Je suis intrigué par cette obstination à attendre des auteurs de livres qu’ils s’emparent de ces nouvelles opportunités techniques. Leur domaine, c’est justement l’écriture, et c’est par l’écriture qu’ils provoquent chez leurs lecteurs des machineries mentales encore plus puissantes que les prodiges de la technologie vantée, qui forcent l’étonnement, mais non l’admiration. Un Lovecraft, ou un Jean Ray trop oublié,  se passent assez bien des effets technologiques vantés, en en rendant  l’impact de façon fascinante…

Ou alors, il faut appeler (ou plutôt espérer) des créateurs (et non des auteurs de littérature) qui, immergés dans ce nouvel environnement qu’ils manipuleront sans effort, oseront aller plus loin et inventer des mondes que la technologie ne saura pas mettre en algorithmes. Le cinéaste, ce créateur contemporain, travaille à partir de tels effets extraordinaires et en tire une écriture fascinante, tel un James Cameron avec Avatar. A chaque époque ses créateurs : les éditeurs ne peuvent que les guetter (et avoir le nez fin pour en détecter le génie), ils ne peuvent en prescrire l’expression.
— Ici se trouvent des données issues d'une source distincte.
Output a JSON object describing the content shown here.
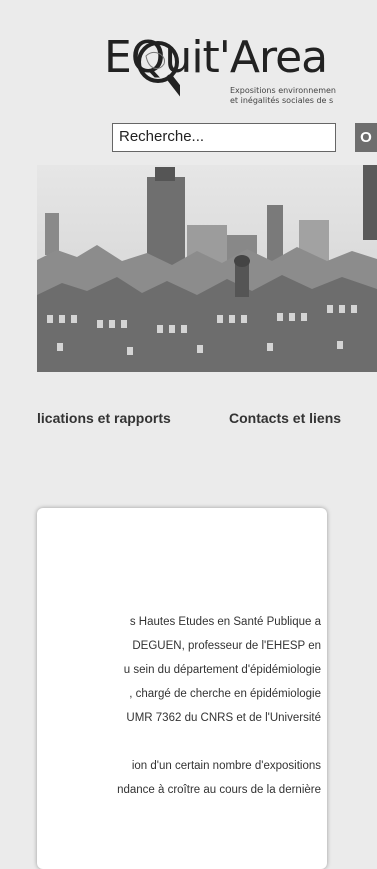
{
  "logo": {
    "wordmark": "EQuit'Area",
    "subtitle_line1": "Expositions environnemen",
    "subtitle_line2": "et inégalités sociales de s"
  },
  "search": {
    "placeholder": "Recherche...",
    "button_label": "O"
  },
  "nav": {
    "items": [
      "lications et rapports",
      "Contacts et liens"
    ]
  },
  "content": {
    "paragraph1_lines": [
      "s Hautes Etudes en Santé Publique a",
      "DEGUEN, professeur de l'EHESP en",
      "u sein du département d'épidémiologie",
      ", chargé de cherche en épidémiologie",
      "UMR 7362 du CNRS et de l'Université"
    ],
    "paragraph2_lines": [
      "ion d'un certain nombre d'expositions",
      "ndance à croître au cours de la dernière"
    ]
  },
  "colors": {
    "background": "#ebebeb",
    "search_button": "#6e6e6e",
    "text": "#333333"
  }
}
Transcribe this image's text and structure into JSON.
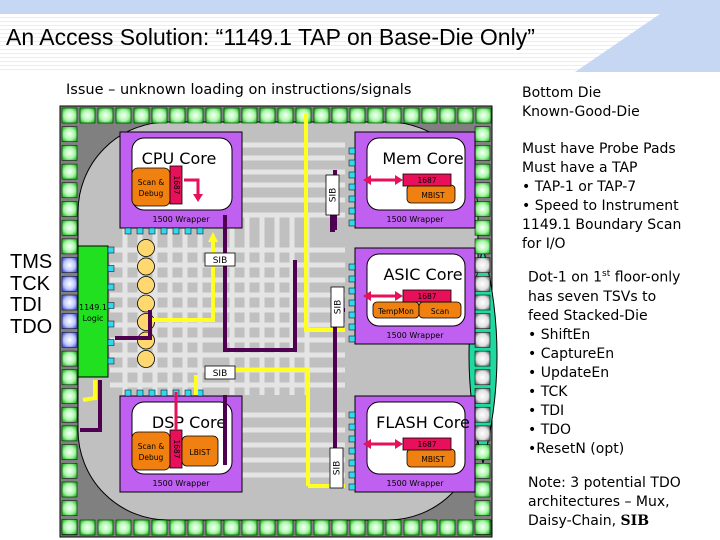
{
  "slide": {
    "title": "An Access Solution: “1149.1 TAP on Base-Die Only”",
    "issue": "Issue – unknown loading on instructions/signals"
  },
  "tap_pins": [
    "TMS",
    "TCK",
    "TDI",
    "TDO"
  ],
  "diagram": {
    "logic_block": {
      "line1": "1149.1",
      "line2": "Logic"
    },
    "cores": [
      {
        "name": "CPU Core",
        "wrapper": "1500 Wrapper",
        "ijtag": "1687",
        "instruments": [
          "Scan & Debug"
        ]
      },
      {
        "name": "Mem Core",
        "wrapper": "1500 Wrapper",
        "ijtag": "1687",
        "instruments": [
          "MBIST"
        ]
      },
      {
        "name": "ASIC Core",
        "wrapper": "1500 Wrapper",
        "ijtag": "1687",
        "instruments": [
          "TempMon",
          "Scan"
        ]
      },
      {
        "name": "DSP Core",
        "wrapper": "1500 Wrapper",
        "ijtag": "1687",
        "instruments": [
          "Scan & Debug",
          "LBIST"
        ]
      },
      {
        "name": "FLASH Core",
        "wrapper": "1500 Wrapper",
        "ijtag": "1687",
        "instruments": [
          "MBIST"
        ]
      }
    ],
    "sib_label": "SIB",
    "colors": {
      "wrapper": "#c060f0",
      "ijtag": "#e8105a",
      "instrument": "#f08010",
      "logic": "#20e020",
      "sib_path_select": "#ffff20",
      "sib_path_return": "#500050",
      "tsv_region": "#20d8a0",
      "die_fill": "#c0c0c0",
      "pad": "#80f080",
      "port": "#30d8f0"
    }
  },
  "notes": {
    "bottom_die": [
      "Bottom Die",
      "Known-Good-Die"
    ],
    "requirements": [
      "Must have Probe Pads",
      "Must have a TAP",
      "• TAP-1 or TAP-7",
      "• Speed to Instrument",
      "1149.1 Boundary Scan",
      "for I/O"
    ],
    "dot1_intro": [
      "Dot-1 on 1",
      "st",
      " floor-only",
      "has seven TSVs to",
      "feed Stacked-Die"
    ],
    "tsv_signals": [
      "• ShiftEn",
      "• CaptureEn",
      "• UpdateEn",
      "• TCK",
      "• TDI",
      "• TDO",
      "•ResetN (opt)"
    ],
    "note_lines": [
      "Note: 3 potential TDO",
      "architectures – Mux,"
    ],
    "note_last_prefix": "Daisy-Chain, ",
    "note_last_bold": "SIB"
  }
}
Sauf à faire fabriquer des œuvres de commande, ce qu’ils maîtrisent assez bien.

Entre plume ou clavier, livre ou blogue, film classique ou débauche d’effets spéciaux, exposé vivant ou prose indigeste, réalité augmentée ou texte plat, il n’y a pas de choix réel. Dans tous les cas, il s’agit d’écrire et de lire.
Et qui écrit ? Pour dire quoi ?
Et qui lit ? Pour devenir comment ?

2 commentaires »

  1. Selon moi et en accord avec des analyses que j’ai entendu, les écritures numériques seront créatives dans le cadre d’équipe multidisciplinaires comme pour un film ou pour les jeux vidéos…
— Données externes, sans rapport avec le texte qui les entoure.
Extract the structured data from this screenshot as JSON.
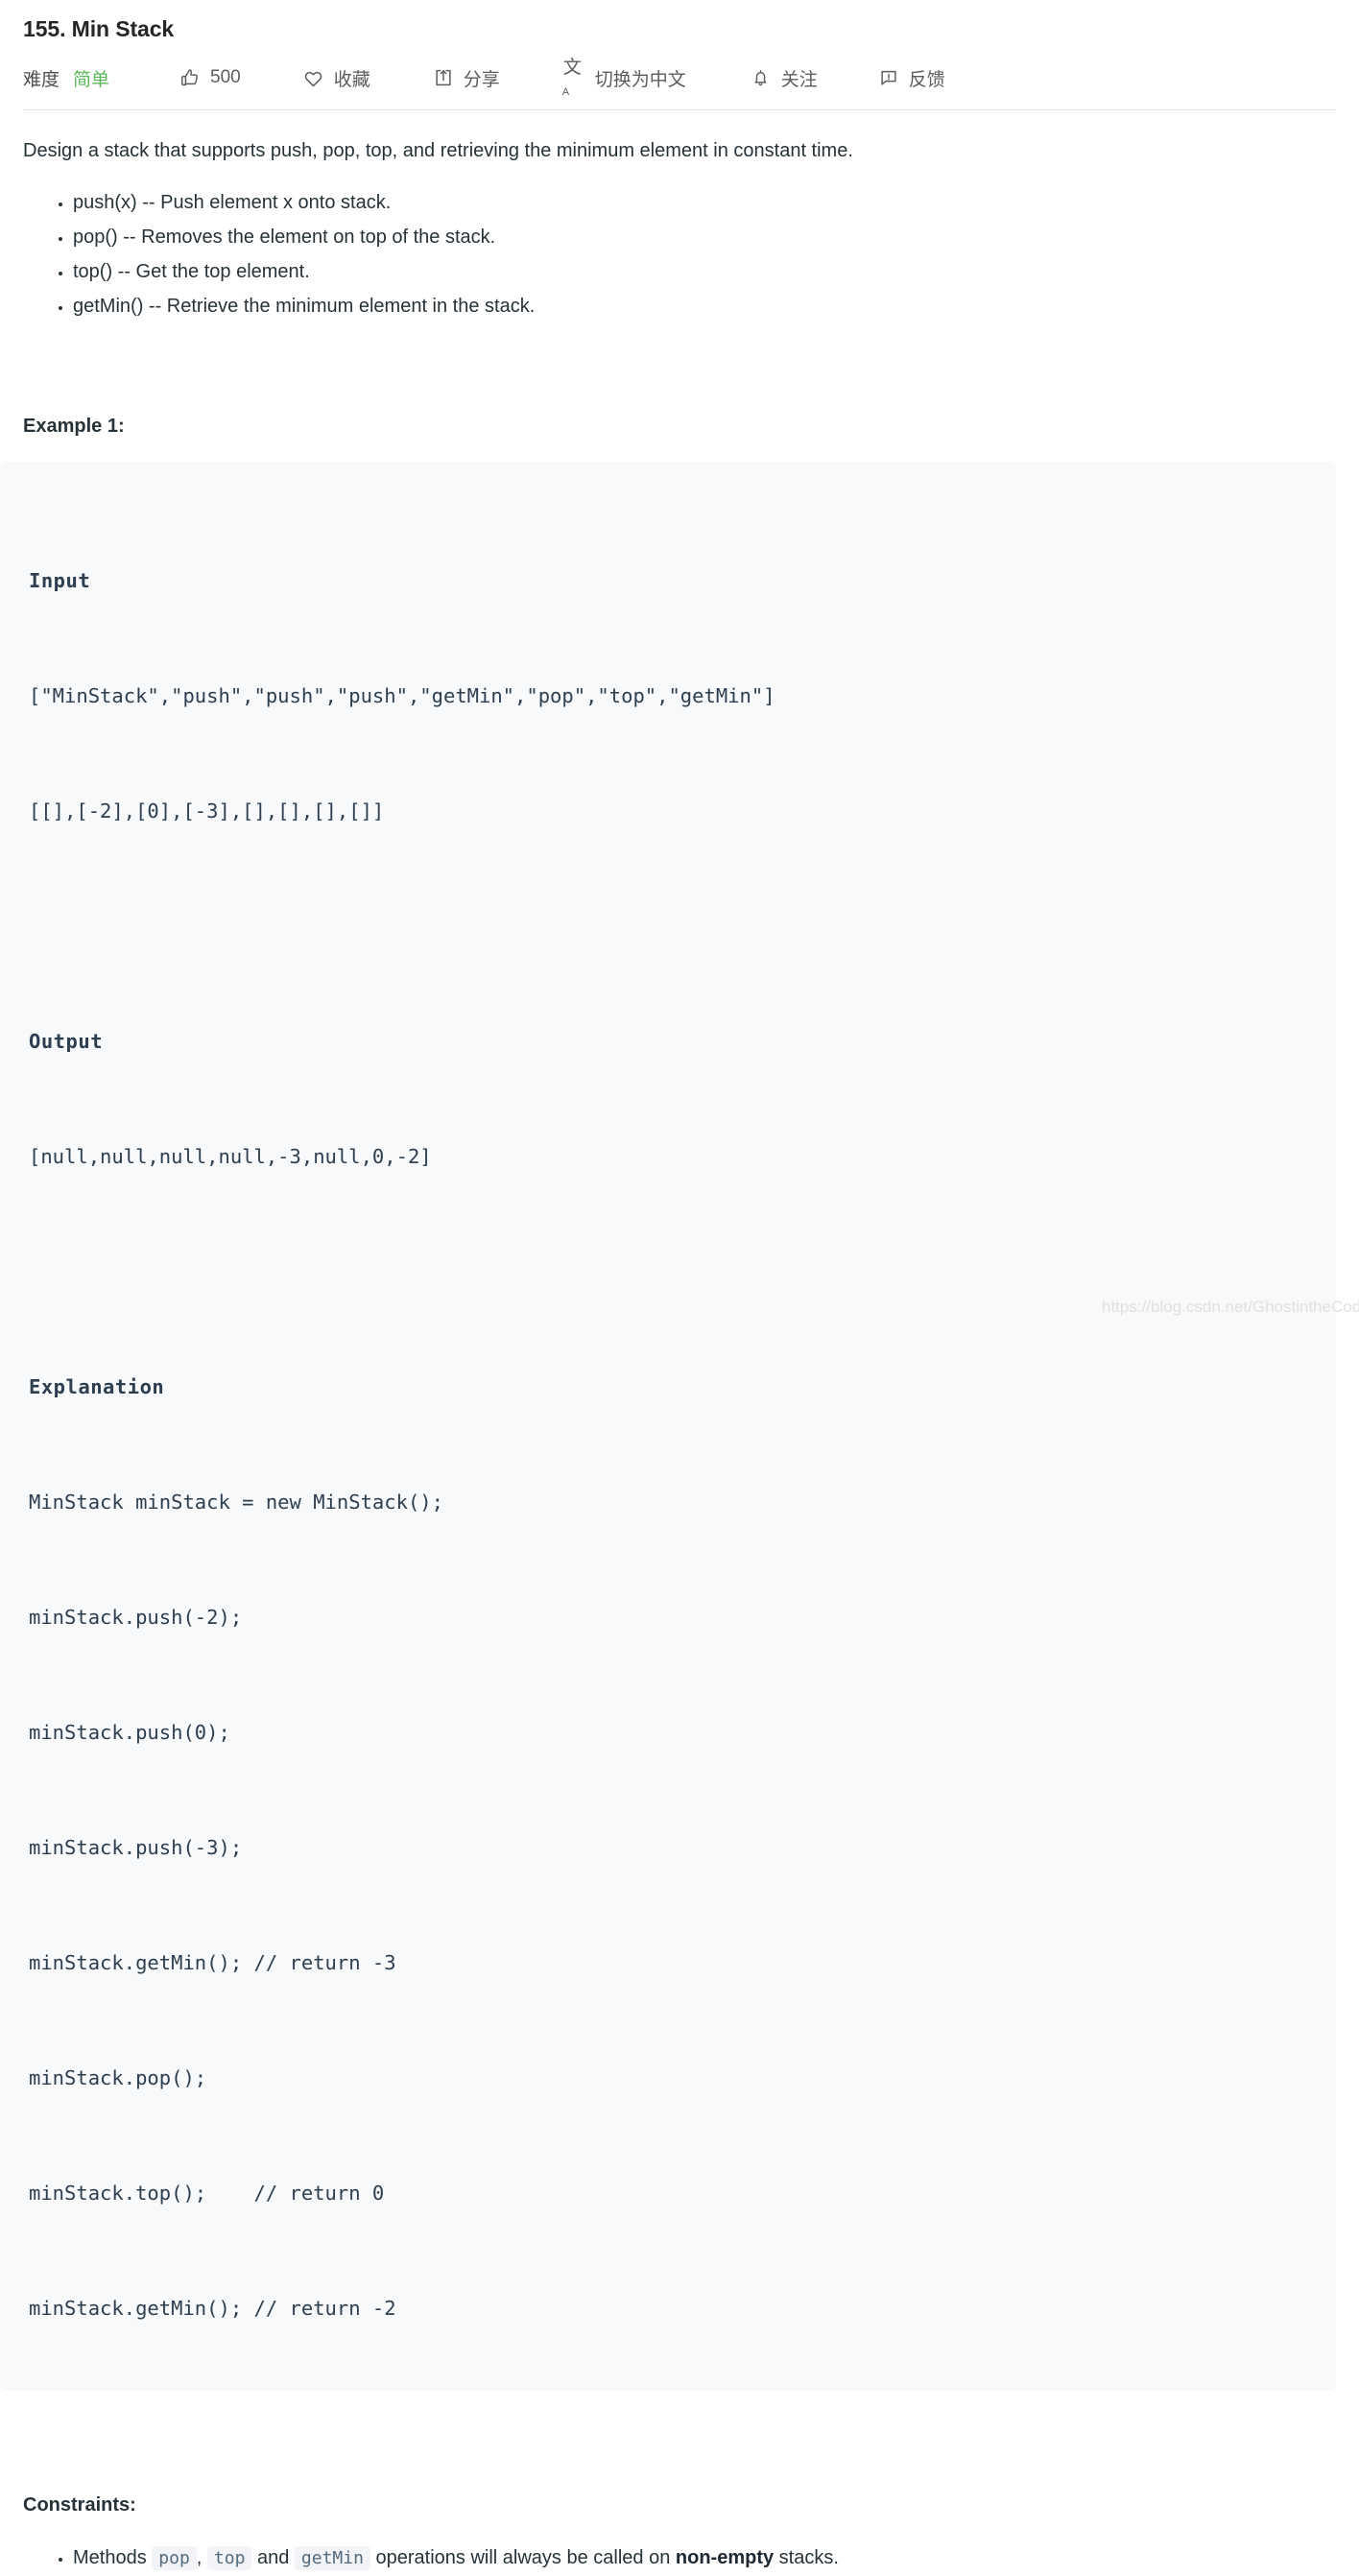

    Commentaire par Xavier G. — mercredi 23 Mai 2012 @ mercredi 23 Mai 2012

  2. @ Xavier G. :
    Peut-être, peut-être pas… L’image que nous pouvons avoir de la création en mode numérique est très marquée par ces créations multimédias que sont les films et les jeux vidéos. Mais ce serait faire injure aux créateurs à venir que de les cantonner à ces modalités de création déjà connues.
    Le propre de la création est justement d’inventer des formes nouvelles d’expression, et certains créateurs (par exemple les surréalistes) ont merveilleusement joué de plusieurs palettes simultanées.
    En ce qui me concerne, je ne veux pas prédire ce que seront ces créateurs ni non plus ce que pourraient être leurs créations. Parce que je ne peux pas, ni vous, ni personne d’autre. Les palettes sont infinies, et la création collective (sous quelque forme que ce soit : simultanée dans un projet précis, ou pourquoi pas en construction progressive et participative…) comme l’inventivité personnelle demeurent des friches porteuses d’espoir et en aucun cas de prescience.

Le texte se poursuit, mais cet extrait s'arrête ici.